Panic at the pumps in the Cotswolds
PANICKED drivers have been swarming the remaining petrol stations in the Cotswolds that have not run out of fuel.
Queues at the Tesco filling station in Cirencester have been backed up to the McDonald's roundabout since a tanker delivery at around 5pm, with many drivers filling up jerry cans to stockpile on fuel.
The supermarket’s filling station ran out of both diesel and unleaded petrol earlier today because of the demand from drivers.
And it is a similar situation across the Cotswolds, with reports of filling stations near Cricklade, Fairford and Moreton-in-Marsh having to turn people away.
In Tetbury it was reported that police officers were directing the queuing traffic to help prevent any accidents.
The dash comes after government ministers told the nation to top up their fuel tanks in case of a tanker drivers’ strike.
“It’s a case of do as the others and don’t get caught out.”Anthea Saunders
This is despite the fact that a strike has not yet been announced and unions must give seven days notice before action can take place.
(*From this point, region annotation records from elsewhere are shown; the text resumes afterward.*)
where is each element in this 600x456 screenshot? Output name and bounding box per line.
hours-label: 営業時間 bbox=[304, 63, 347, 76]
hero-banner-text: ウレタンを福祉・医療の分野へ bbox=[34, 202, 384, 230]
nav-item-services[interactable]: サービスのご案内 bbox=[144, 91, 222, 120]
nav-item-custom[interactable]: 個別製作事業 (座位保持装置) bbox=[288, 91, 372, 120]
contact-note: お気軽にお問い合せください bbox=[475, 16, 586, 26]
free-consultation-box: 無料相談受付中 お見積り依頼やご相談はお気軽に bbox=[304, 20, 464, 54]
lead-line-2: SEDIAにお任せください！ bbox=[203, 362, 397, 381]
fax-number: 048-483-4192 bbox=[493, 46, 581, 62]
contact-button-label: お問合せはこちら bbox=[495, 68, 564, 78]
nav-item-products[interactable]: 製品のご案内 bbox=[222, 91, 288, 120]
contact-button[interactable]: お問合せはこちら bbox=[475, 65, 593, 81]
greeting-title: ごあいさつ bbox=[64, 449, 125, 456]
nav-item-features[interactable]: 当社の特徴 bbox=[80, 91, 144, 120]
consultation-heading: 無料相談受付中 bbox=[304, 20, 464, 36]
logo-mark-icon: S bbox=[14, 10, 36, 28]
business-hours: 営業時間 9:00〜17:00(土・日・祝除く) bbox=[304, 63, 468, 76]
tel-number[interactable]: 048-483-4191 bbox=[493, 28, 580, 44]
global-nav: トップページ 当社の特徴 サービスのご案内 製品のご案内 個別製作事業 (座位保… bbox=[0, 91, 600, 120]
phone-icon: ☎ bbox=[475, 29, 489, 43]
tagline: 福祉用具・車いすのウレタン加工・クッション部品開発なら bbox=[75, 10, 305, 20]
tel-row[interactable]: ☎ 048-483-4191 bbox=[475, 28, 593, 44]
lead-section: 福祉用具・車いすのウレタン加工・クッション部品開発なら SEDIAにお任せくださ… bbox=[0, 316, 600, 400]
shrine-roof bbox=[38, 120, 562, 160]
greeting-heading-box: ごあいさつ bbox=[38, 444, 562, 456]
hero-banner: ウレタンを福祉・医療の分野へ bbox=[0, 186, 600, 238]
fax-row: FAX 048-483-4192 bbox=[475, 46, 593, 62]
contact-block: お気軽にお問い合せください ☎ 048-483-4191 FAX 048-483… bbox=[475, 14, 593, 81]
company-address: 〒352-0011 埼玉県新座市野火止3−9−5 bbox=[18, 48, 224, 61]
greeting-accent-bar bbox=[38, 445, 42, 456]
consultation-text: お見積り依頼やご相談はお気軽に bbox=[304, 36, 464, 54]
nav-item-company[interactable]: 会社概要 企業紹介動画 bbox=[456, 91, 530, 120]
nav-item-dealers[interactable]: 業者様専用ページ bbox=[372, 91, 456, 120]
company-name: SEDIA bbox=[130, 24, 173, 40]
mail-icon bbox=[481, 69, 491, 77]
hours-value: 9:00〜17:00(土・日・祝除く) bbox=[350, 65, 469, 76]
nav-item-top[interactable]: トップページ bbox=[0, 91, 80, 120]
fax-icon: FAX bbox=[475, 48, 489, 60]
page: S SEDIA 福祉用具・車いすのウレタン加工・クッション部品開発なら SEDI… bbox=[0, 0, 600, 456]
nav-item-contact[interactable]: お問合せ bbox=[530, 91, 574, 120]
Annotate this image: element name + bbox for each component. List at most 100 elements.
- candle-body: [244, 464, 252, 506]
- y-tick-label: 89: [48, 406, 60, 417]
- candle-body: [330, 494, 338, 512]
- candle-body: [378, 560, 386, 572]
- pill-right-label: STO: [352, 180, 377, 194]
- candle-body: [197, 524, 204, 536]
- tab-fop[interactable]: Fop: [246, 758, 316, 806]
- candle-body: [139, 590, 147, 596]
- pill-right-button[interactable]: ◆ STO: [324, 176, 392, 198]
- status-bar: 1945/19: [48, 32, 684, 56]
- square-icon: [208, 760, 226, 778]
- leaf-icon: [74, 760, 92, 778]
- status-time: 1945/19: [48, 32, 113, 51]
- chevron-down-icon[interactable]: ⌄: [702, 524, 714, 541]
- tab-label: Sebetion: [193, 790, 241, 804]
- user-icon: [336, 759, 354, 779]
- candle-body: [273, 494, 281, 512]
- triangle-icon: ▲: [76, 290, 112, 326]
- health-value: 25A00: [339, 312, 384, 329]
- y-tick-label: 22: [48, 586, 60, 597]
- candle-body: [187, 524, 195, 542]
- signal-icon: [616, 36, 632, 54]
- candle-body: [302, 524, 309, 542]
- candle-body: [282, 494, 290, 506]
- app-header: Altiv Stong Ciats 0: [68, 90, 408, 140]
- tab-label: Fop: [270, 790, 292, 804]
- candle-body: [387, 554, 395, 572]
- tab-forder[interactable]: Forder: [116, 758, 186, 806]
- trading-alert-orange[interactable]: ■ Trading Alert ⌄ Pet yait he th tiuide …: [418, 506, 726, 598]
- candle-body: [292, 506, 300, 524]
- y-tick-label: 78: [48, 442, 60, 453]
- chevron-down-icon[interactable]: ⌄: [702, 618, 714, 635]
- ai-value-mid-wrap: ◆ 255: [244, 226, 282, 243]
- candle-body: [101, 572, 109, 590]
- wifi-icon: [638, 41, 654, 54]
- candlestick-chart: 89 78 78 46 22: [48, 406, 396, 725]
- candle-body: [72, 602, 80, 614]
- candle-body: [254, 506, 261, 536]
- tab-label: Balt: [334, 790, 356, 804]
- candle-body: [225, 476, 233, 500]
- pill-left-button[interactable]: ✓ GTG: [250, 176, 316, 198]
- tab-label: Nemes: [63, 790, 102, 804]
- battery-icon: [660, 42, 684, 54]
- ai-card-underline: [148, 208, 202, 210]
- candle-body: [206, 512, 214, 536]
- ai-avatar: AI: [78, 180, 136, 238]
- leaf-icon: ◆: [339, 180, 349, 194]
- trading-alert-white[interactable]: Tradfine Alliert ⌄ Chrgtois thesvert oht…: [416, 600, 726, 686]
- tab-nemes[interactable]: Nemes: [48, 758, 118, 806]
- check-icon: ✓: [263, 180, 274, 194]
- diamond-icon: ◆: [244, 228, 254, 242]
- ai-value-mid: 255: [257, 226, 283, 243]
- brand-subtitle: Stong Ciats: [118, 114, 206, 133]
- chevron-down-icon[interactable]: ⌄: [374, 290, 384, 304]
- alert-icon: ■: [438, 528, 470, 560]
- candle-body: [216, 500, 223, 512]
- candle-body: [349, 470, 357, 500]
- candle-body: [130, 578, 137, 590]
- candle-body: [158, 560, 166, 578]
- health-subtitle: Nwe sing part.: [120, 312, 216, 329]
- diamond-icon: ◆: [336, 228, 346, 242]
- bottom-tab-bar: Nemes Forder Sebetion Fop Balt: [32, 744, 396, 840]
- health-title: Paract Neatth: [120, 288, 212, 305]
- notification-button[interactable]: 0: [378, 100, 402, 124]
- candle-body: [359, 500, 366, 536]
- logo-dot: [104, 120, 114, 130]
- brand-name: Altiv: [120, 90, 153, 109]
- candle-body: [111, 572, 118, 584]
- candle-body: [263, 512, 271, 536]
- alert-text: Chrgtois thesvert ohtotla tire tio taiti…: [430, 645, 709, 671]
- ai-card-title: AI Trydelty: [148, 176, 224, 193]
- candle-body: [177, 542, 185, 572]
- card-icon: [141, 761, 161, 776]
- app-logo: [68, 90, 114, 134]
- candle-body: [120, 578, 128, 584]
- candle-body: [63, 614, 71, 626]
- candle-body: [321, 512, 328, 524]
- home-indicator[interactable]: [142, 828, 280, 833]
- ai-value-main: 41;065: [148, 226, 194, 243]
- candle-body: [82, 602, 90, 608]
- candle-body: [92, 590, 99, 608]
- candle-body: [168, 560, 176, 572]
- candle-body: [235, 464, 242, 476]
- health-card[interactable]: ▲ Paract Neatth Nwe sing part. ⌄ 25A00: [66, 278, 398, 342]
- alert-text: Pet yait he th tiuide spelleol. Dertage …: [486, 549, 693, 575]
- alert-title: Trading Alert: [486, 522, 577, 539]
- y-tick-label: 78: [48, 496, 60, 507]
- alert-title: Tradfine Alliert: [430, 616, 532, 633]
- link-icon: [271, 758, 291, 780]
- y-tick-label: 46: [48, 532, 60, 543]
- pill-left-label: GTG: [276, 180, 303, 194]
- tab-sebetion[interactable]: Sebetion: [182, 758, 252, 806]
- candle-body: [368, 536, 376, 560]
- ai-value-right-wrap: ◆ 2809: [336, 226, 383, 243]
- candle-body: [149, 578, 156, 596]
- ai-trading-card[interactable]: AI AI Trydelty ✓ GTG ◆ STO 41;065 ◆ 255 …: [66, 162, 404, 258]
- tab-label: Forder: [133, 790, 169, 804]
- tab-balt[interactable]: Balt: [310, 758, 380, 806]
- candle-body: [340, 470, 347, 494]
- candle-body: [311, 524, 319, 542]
Unite's drivers, who deliver fuel to supermarkets such as Tesco and Sainsbury's along with Shell and Esso garages, have called for minimum standards for pay, hours, holiday and redundancy.
A tanker driver, who did not want to be named, said it would be unlikely that the Easter bank holiday weekend would now be affected because of the notice required.
But that has not stopped thousands of motorists from panic buying across the district.
Barber Tommy Hill, from Cirencester, had planned to fill up tomorrow but was worried garages might run dry before then.
“With everyone else panic buying like idiots, I thought I better come today instead. Everywhere else I’ve been to has run out. This is definitely because of the government being irresponsible.”
A concerned driver from Oaksey said he had no choice but to fill up two 5 litre jerry cans with diesel, in addition to his own tank. The cans were for his wife’s car, which ran dry before she could find a garage that still had fuel left.
“It’s a ridiculous situation,” he said, “I’m having to do this because otherwise my wife won’t be able to get to work in Abingdon tomorrow.”
Sisters Caroline and Anthea Saunders, from Cirencester, also joined the queue with so many others because they depend on fuel to keep their cleaning business going. They were not prepared to be left high and dry.
“We’re self employed - so no petrol, no work, no money,” Anthea said. “It’s a case of do as the others and don’t get caught out.”